Justice in Short Supply
Program introduces law students to rural practice.
Six North Dakota counties have no lawyers. Fourteen have only one.
Like much of the country, North Dakota faces what the American Bar Association calls “legal deserts”: counties with fewer than one lawyer for every 1,000 residents. Nationally, the average is nearly four.
Bradley Myers, interim dean of the UND School of Law, said North Dakota is experiencing what he called a “demographic trough,” a gap between incoming workers and retiring professionals.
“A 2024 American Bar Association survey found 18% of North Dakota’s lawyers intended to retire in the next two to five years, and another 8% were considering leaving the profession,” he said. “That’s a quarter of our attorneys. If our state has 1,600 lawyers, that’s 400 lawyers to replace. We don’t have that many graduates.”
UND will graduate 90 students during the 2025-26 academic year.
Without local attorneys, rural residents may need to travel long distances for basic legal services such as drafting a will, resolving a custody dispute, or navigating a divorce. Some rural counties lack prosecutors, defense lawyers, and judges.

Bradley Myers said the Rural Justice Program gives students firsthand exposure to practicing law in rural communities.
The Rural Justice Program
To help address the shortage, the law school partnered with the State Bar Association of North Dakota and the North Dakota Court System to launch the Rural Justice Program in 2015. A grant from the Edson and Margaret Larson Foundation supports the program by helping students cover summer living expenses while working in rural law firms, state’s attorney offices, or indigent defense services.

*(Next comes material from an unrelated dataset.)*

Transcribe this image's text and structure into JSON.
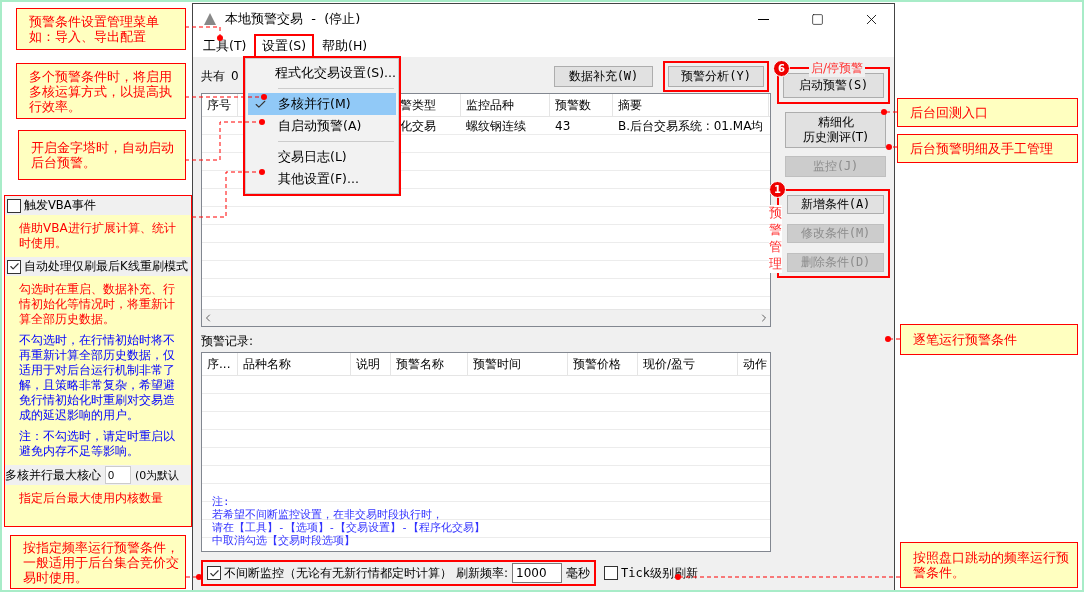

What began with four students now places 10-12 each year.
“We’re subsidizing that experience so we can give students a chance to experience life in rural practice firsthand,” Myers said.
The effort comes as the UND School of Law prepares for new leadership. Retired Vice Admiral Darse E. “Del” Crandall Jr., former Judge Advocate General of the Navy, has been named dean following a national search and will begin July 1.
University leaders say his background in public service and legal leadership positions him to help advance the school’s mission — including strengthening the pipeline of attorneys serving North Dakota’s rural communities.
One reason I was motivated to go to law school was just the lack of attorneys that I saw where I grew up. I want to eventually go back to my community and contribute.Samantha Ledahl
A Path to Rural Law
Samantha Ledahl, ’24, ’26, spent two summers in the program, gaining firsthand experience in two very different rural settings.
She began in Rolla, North Dakota, in the small private practice of Rachael Mickelson Hendrickson, ’14, ’18, ’20. There, she saw the breadth and demand of rural legal work.
“Those rural counties need people so bad,” Ledahl said. “You can get exposure to so many different things that you otherwise would have to wait years, if not decades, to see.”
She also appreciated the flexibility. Hendrickson worked from a home office while maintaining a steady client base. “You don’t necessarily have to have a brick-and-mortar office,” she said. “People will come to you because they’re so grateful for your service.”
The next summer, Ledahl moved to Stanley, North Dakota, to work in the Mountrail County State’s Attorney’s Office — just 75 minutes from where she grew up. The experience was fast-paced and wide-ranging. “In just one summer, I got to see a sentencing hearing for a murder, search warrants, child pornography, and domestic violence cases,” she said. “It was a perfect fit.”
After graduation, Ledahl will return to Mountrail County as an assistant state’s attorney. Her long-term goal is to open her own rural practice.
Myers said Ledahl’s outcome reflects the program’s goal — for students to build relationships with the community and the work, making them more likely to return.
So far, it’s working: nearly 80% of Rural Justice Program participants have stayed in North Dakota.